Трапеза скоро окончилась. Сольдино вывел своих гостей на дорогу, девицы же и обозного Бартоломе странники недосчитались и были этим немало огорчены, ибо вместе с исчезновением помянутых лиц у них исчезли и деньги и съестные припасы. Антоньо приметно опечалился и хотел было устремиться в погоню за ними обоими, — он легко сообразил, что либо девица увела Бартоломе, либо Бартоломе увел ее, а вернее, что они увели друг дружку. Сольдино, однако ж, ему сказал, чтобы он не огорчался и не думал за ними гнаться: в слуге, дескать, непременно заговорит совесть, завтра же он вернется и все украденное возвратит. Словам Сольдино все поверили, и Антоньо в погоню не пустился, тем более, что Фелис Флора предложила Антоньо дать взаймы столько, сколько ему самому и его спутникам потребуется для того, чтобы добраться до Рима, каковое любезное предложение преисполнило Антоньо чувством признательности, и, со своей стороны, он предложил ей принять от них в залог вещицу, которую можно удержать на ладони и которая, однако ж, стоит более пятидесяти тысяч дукатов: он имел в виду одну из двух жемчужных серег Ауристелы, которые та вместе с бриллиантовым крести-ком всюду носила с собой. Стоимости залога Фелис Флора не смела верить; зато она осмелилась вновь предложить взаймы денег.

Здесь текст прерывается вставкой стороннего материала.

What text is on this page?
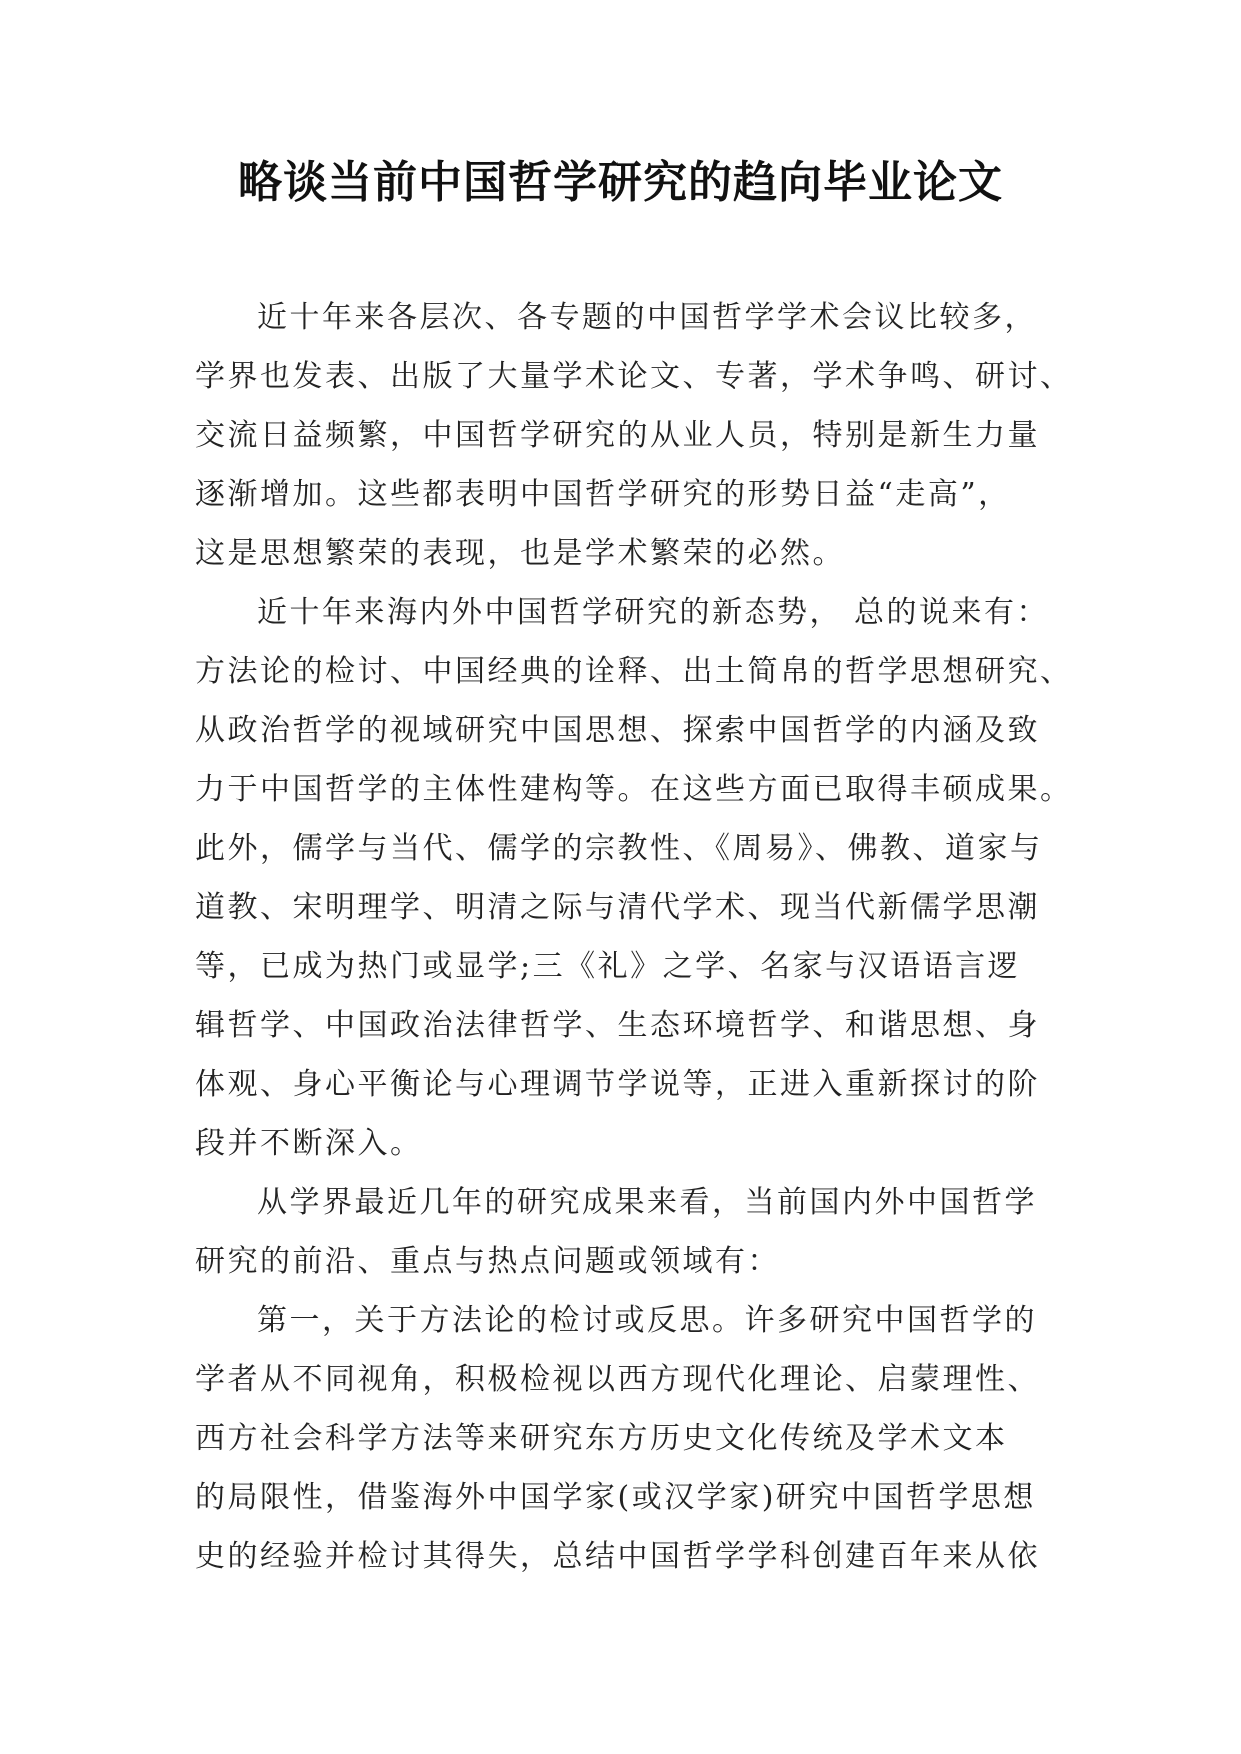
略谈当前中国哲学研究的趋向毕业论文
近十年来各层次、各专题的中国哲学学术会议比较多，
学界也发表、出版了大量学术论文、专著，学术争鸣、研讨、
交流日益频繁，中国哲学研究的从业人员，特别是新生力量
逐渐增加。这些都表明中国哲学研究的形势日益“走高”，
这是思想繁荣的表现，也是学术繁荣的必然。
近十年来海内外中国哲学研究的新态势， 总的说来有：
方法论的检讨、中国经典的诠释、出土简帛的哲学思想研究、
从政治哲学的视域研究中国思想、探索中国哲学的内涵及致
力于中国哲学的主体性建构等。在这些方面已取得丰硕成果。
此外，儒学与当代、儒学的宗教性、《周易》、佛教、道家与
道教、宋明理学、明清之际与清代学术、现当代新儒学思潮
等，已成为热门或显学;三《礼》之学、名家与汉语语言逻
辑哲学、中国政治法律哲学、生态环境哲学、和谐思想、身
体观、身心平衡论与心理调节学说等，正进入重新探讨的阶
段并不断深入。
从学界最近几年的研究成果来看，当前国内外中国哲学
研究的前沿、重点与热点问题或领域有：
第一，关于方法论的检讨或反思。许多研究中国哲学的
学者从不同视角，积极检视以西方现代化理论、启蒙理性、
西方社会科学方法等来研究东方历史文化传统及学术文本
的局限性，借鉴海外中国学家(或汉学家)研究中国哲学思想
史的经验并检讨其得失，总结中国哲学学科创建百年来从依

В это самое время их обогнали восемь всадников, и среди них дама, сидевшая верхом на муле в богато убранном дамском седле; все на ней было зеленое, даже шляпа, коей многочисленные пышные перья колыхались на ветру, даже маска, закрывавшая ей лицо. Всадники молча поклонились нашим путешественникам и проследовали дальше. Путешественники наши так же молча им поклонились. Вдруг один из всадников поворотил коня и, приблизившись к нашим странникам, попросил у них воды. Странники не отказали ему в его просьбе и спросили, что они за люди и что это за дама в зеленом, всадник же на это ответил так:
— Впереди едет синьор Алессандро Каструччо, дворянин из Капуи, один из самых богатых людей во всем королевстве Неаполитанском. Дама — это его племянница, синьора Изабелла Каструччо; она родилась в Испании, и там она схоронила своего отца, а теперь родной дядя увозит ее в Капую с тем, чтобы выдать ее там замуж, и, по-моему, она этим обстоятельством не весьма довольна.
— Уж верно, она недовольна не предстоящим замужеством, — возразил одетый в траур слуга Руперты, — просто она устала от долгого путешествия. Я так полагаю, что всякая женщина жаждет соединиться с недостающей ей половиной, то есть со своим супругом.